A new nanomaterial point to ways to help prevent explosions in nuclear power plants!

A new nanomaterial vanquishes the bubbles that normally pop up with boiling, a finding that may point to ways to help prevent explosions in nuclear power plants, researchers say.
A new nanomaterial
To understand how this material works, imagine a hot skillet. When its surface is warm, water on it will bubble. However, once the skillet gets hot enough, the water drops will skitter across its surface as they levitate on a cushion of vapor, an effect known as the Leidenfrost regime after the scientist who investigated it in 1756.
"The Leidenfrost state of a water drop is often used worldwide to gauge the temperature of a hot skillet while cooking," researcher Neelesh Patankar, a mechanical engineer at Northwestern University in Evanston, Ill., told LiveScience.
Tinkering with a surface's properties can alter the temperature at which water touching it goes from this explosive bubbling phase to the Leidenfrost regime. Making a surface hydrophobic, or water-repellant, affects how well heat gets transferred from that surface to water.

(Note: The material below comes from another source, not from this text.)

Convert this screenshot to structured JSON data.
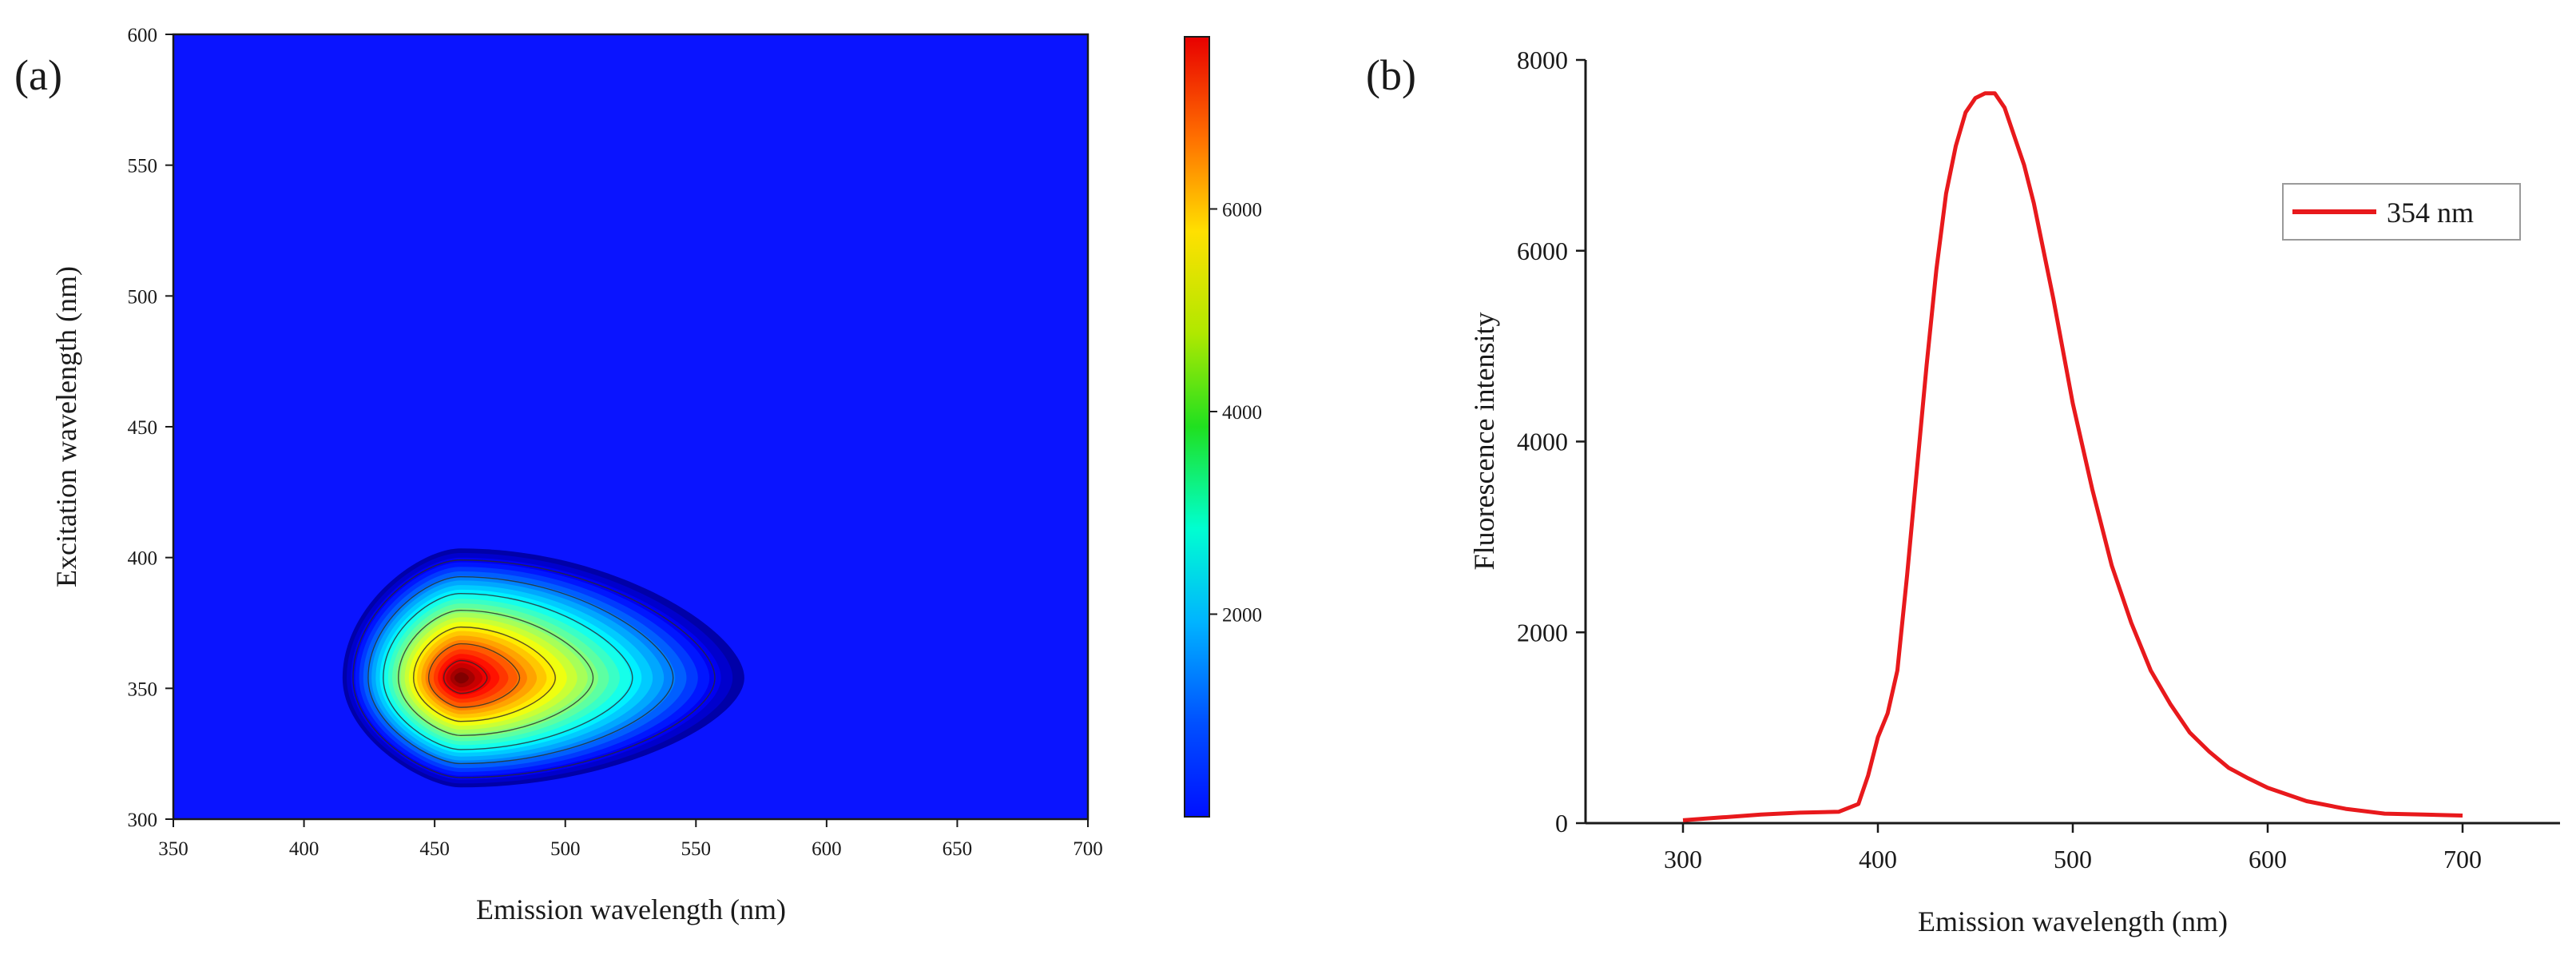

Making it craggy instead of smooth also controls how heat flows from it. 
Scientists developed a craggy super-water-repellant coating made of nanoparticles covered with an organic, hydrophobic compound. (Nanoparticles are particles only nanometers, or billionths of a meter, in size.)
When a steel rod covered with this coating was heated, the result was a continuous film of vapor on the rod without bubbling. "One can make surfaces on which a liquid will never bubble as it starts boiling, a phenomenon that is contrary to the experience of anyone who has ever cooked," researcher Ivan Vakarelski, a physicist at King Abdullah University of Science and Technology in Saudi Arabia, told LiveScience.